FWIW, a couple of years ago I was looking into implementing the
following scheme for opt-out that I also discussed with Kees:

1. Add a ___GFP_SKIP_ZERO flag that is not intended to be used
explicitly (e.g. disallow passing it to kmalloc(), add a checkpatch.pl
warning). Explicitly passing an opt-out flag to allocation functions
was considered harmful previously:
https://lore.kernel.org/kernel-hardening/20190423083148.GF25106@xxxxxxxxxxxxxx/

2. Define new allocation API that will allow opt-out:

struct page *alloc_pages_uninit(gfp_t gfp, unsigned int order, const
char *key);
void *kmalloc_uninit(size_t size, gfp_t flags, const char *key);
void *kmem_cache_alloc_uninit(struct kmem_cache *, gfp_t flags,
const char *key);

, where @key is an arbitrary string that identifies a single
allocation or a group of allocations.

3. Provide a boot-time flag that holds a comma-separated list of
opt-out keys that actually take effect:

init_on_alloc.skip="xyz-camera-driver,some_big_buffer".

The rationale behind this two-step mechanism is that despite certain
allocations may be appealing opt-out targets for performance reasons,
some vendors may choose to be on the safe side and explicitly list the
allocations that should not be zeroed.

Several possible enhancements include:
1. A SLAB_NOINIT memcache flag that prohibits cache merging and
disables initialization.
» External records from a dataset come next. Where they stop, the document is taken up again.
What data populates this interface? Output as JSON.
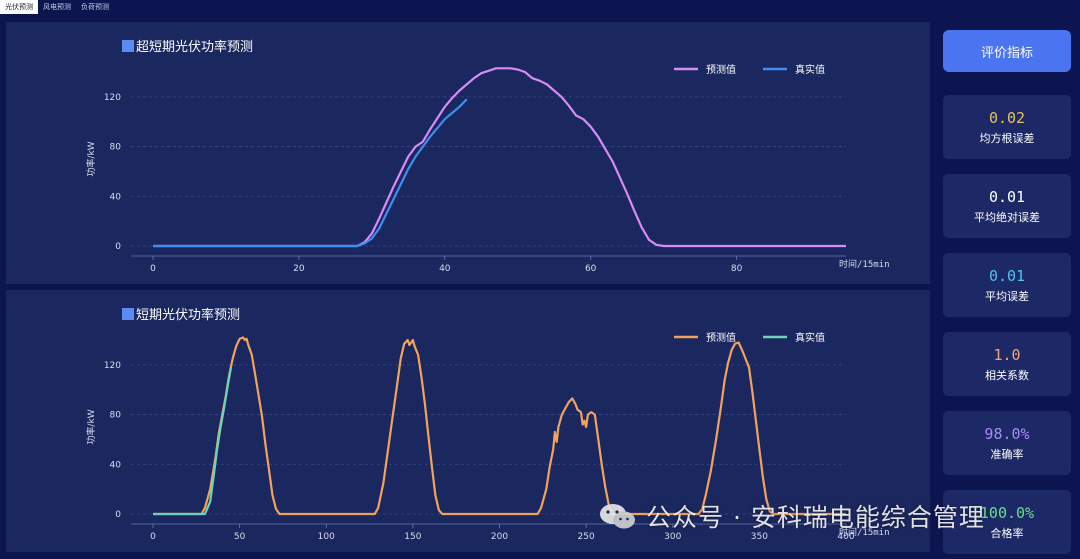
{
  "tabs": [
    {
      "label": "光伏预测",
      "active": true
    },
    {
      "label": "风电预测",
      "active": false
    },
    {
      "label": "负荷预测",
      "active": false
    }
  ],
  "chart_data": [
    {
      "type": "line",
      "title": "超短期光伏功率预测",
      "xlabel": "时间/15min",
      "ylabel": "功率/kW",
      "xlim": [
        0,
        95
      ],
      "ylim": [
        0,
        140
      ],
      "xticks": [
        0,
        20,
        40,
        60,
        80
      ],
      "yticks": [
        0,
        40,
        80,
        120
      ],
      "legend": "top-right",
      "series": [
        {
          "name": "预测值",
          "color": "#d98af5",
          "points": [
            [
              0,
              0
            ],
            [
              28,
              0
            ],
            [
              29,
              3
            ],
            [
              30,
              10
            ],
            [
              31,
              22
            ],
            [
              32,
              35
            ],
            [
              33,
              48
            ],
            [
              34,
              60
            ],
            [
              35,
              72
            ],
            [
              36,
              80
            ],
            [
              37,
              84
            ],
            [
              38,
              94
            ],
            [
              39,
              103
            ],
            [
              40,
              112
            ],
            [
              41,
              119
            ],
            [
              42,
              125
            ],
            [
              43,
              130
            ],
            [
              44,
              135
            ],
            [
              45,
              139
            ],
            [
              46,
              141
            ],
            [
              47,
              143
            ],
            [
              48,
              143
            ],
            [
              49,
              143
            ],
            [
              50,
              142
            ],
            [
              51,
              140
            ],
            [
              52,
              135
            ],
            [
              53,
              133
            ],
            [
              54,
              130
            ],
            [
              55,
              125
            ],
            [
              56,
              120
            ],
            [
              57,
              113
            ],
            [
              58,
              105
            ],
            [
              59,
              102
            ],
            [
              60,
              96
            ],
            [
              61,
              88
            ],
            [
              62,
              78
            ],
            [
              63,
              68
            ],
            [
              64,
              55
            ],
            [
              65,
              42
            ],
            [
              66,
              28
            ],
            [
              67,
              15
            ],
            [
              68,
              5
            ],
            [
              69,
              1
            ],
            [
              70,
              0
            ],
            [
              95,
              0
            ]
          ]
        },
        {
          "name": "真实值",
          "color": "#3d8ef0",
          "points": [
            [
              0,
              0
            ],
            [
              28,
              0
            ],
            [
              29,
              2
            ],
            [
              30,
              6
            ],
            [
              31,
              14
            ],
            [
              32,
              26
            ],
            [
              33,
              38
            ],
            [
              34,
              50
            ],
            [
              35,
              62
            ],
            [
              36,
              72
            ],
            [
              37,
              80
            ],
            [
              38,
              88
            ],
            [
              39,
              95
            ],
            [
              40,
              102
            ],
            [
              41,
              107
            ],
            [
              42,
              112
            ],
            [
              43,
              118
            ]
          ]
        }
      ]
    },
    {
      "type": "line",
      "title": "短期光伏功率预测",
      "xlabel": "时间/15min",
      "ylabel": "功率/kW",
      "xlim": [
        0,
        400
      ],
      "ylim": [
        0,
        140
      ],
      "xticks": [
        0,
        50,
        100,
        150,
        200,
        250,
        300,
        350,
        400
      ],
      "yticks": [
        0,
        40,
        80,
        120
      ],
      "legend": "top-right",
      "series": [
        {
          "name": "预测值",
          "color": "#f2a25c",
          "points": [
            [
              0,
              0
            ],
            [
              28,
              0
            ],
            [
              30,
              5
            ],
            [
              33,
              20
            ],
            [
              36,
              45
            ],
            [
              38,
              65
            ],
            [
              40,
              80
            ],
            [
              42,
              95
            ],
            [
              44,
              112
            ],
            [
              46,
              125
            ],
            [
              48,
              135
            ],
            [
              50,
              141
            ],
            [
              52,
              142
            ],
            [
              53,
              140
            ],
            [
              54,
              141
            ],
            [
              55,
              136
            ],
            [
              57,
              128
            ],
            [
              59,
              112
            ],
            [
              61,
              95
            ],
            [
              63,
              78
            ],
            [
              65,
              55
            ],
            [
              67,
              35
            ],
            [
              69,
              15
            ],
            [
              71,
              4
            ],
            [
              73,
              0
            ],
            [
              128,
              0
            ],
            [
              130,
              5
            ],
            [
              133,
              25
            ],
            [
              136,
              55
            ],
            [
              139,
              85
            ],
            [
              141,
              105
            ],
            [
              143,
              125
            ],
            [
              145,
              137
            ],
            [
              147,
              140
            ],
            [
              148,
              136
            ],
            [
              150,
              140
            ],
            [
              151,
              135
            ],
            [
              153,
              128
            ],
            [
              155,
              110
            ],
            [
              157,
              88
            ],
            [
              159,
              62
            ],
            [
              161,
              38
            ],
            [
              163,
              15
            ],
            [
              165,
              3
            ],
            [
              167,
              0
            ],
            [
              222,
              0
            ],
            [
              224,
              5
            ],
            [
              227,
              20
            ],
            [
              229,
              38
            ],
            [
              231,
              52
            ],
            [
              232,
              66
            ],
            [
              233,
              58
            ],
            [
              234,
              70
            ],
            [
              236,
              80
            ],
            [
              238,
              85
            ],
            [
              240,
              90
            ],
            [
              242,
              93
            ],
            [
              244,
              88
            ],
            [
              245,
              84
            ],
            [
              247,
              82
            ],
            [
              248,
              72
            ],
            [
              249,
              75
            ],
            [
              250,
              70
            ],
            [
              251,
              80
            ],
            [
              253,
              82
            ],
            [
              255,
              80
            ],
            [
              257,
              60
            ],
            [
              259,
              40
            ],
            [
              261,
              22
            ],
            [
              263,
              8
            ],
            [
              265,
              0
            ],
            [
              315,
              0
            ],
            [
              317,
              4
            ],
            [
              319,
              15
            ],
            [
              322,
              35
            ],
            [
              325,
              60
            ],
            [
              328,
              88
            ],
            [
              330,
              108
            ],
            [
              332,
              122
            ],
            [
              334,
              132
            ],
            [
              336,
              137
            ],
            [
              338,
              138
            ],
            [
              340,
              132
            ],
            [
              342,
              125
            ],
            [
              344,
              118
            ],
            [
              346,
              98
            ],
            [
              348,
              75
            ],
            [
              350,
              52
            ],
            [
              352,
              30
            ],
            [
              354,
              12
            ],
            [
              356,
              2
            ],
            [
              358,
              0
            ],
            [
              400,
              0
            ]
          ]
        },
        {
          "name": "真实值",
          "color": "#6cd3b8",
          "points": [
            [
              0,
              0
            ],
            [
              30,
              0
            ],
            [
              33,
              10
            ],
            [
              35,
              30
            ],
            [
              37,
              52
            ],
            [
              39,
              70
            ],
            [
              41,
              85
            ],
            [
              43,
              102
            ],
            [
              45,
              118
            ]
          ]
        }
      ]
    }
  ],
  "sidebar": {
    "button_label": "评价指标",
    "metrics": [
      {
        "value": "0.02",
        "label": "均方根误差",
        "color": "#e8c35a"
      },
      {
        "value": "0.01",
        "label": "平均绝对误差",
        "color": "#ffffff"
      },
      {
        "value": "0.01",
        "label": "平均误差",
        "color": "#4fc3ee"
      },
      {
        "value": "1.0",
        "label": "相关系数",
        "color": "#f3a27a"
      },
      {
        "value": "98.0%",
        "label": "准确率",
        "color": "#a98cf5"
      },
      {
        "value": "100.0%",
        "label": "合格率",
        "color": "#6fdc8c"
      }
    ]
  },
  "watermark": {
    "text": "公众号 · 安科瑞电能综合管理"
  }
}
Because the number of caches is relatively
small, it might be fine to explicitly pass SLAB_NOINIT at cache
creation sites.
Again, if needed, we could only use this flag as a hint that needs to
be acknowledged by a boot-time option.
2. No opt-out for kmalloc() - instead advise users to promote the
anonymous allocations they want to opt-out to memory caches with
SLAB_NOINIT.
3. Provide an emergency brake that completely disables
___GFP_SKIP_ZERO if a major security breach is discovered.

Extending this idea of per-callsite opt-out we could generate unique
keys for every allocation in the kernel (or e.g. group them together
by the caller name) and decide at runtime if we want to opt them out.
But I am not sure anyone would want this level of control in their distro.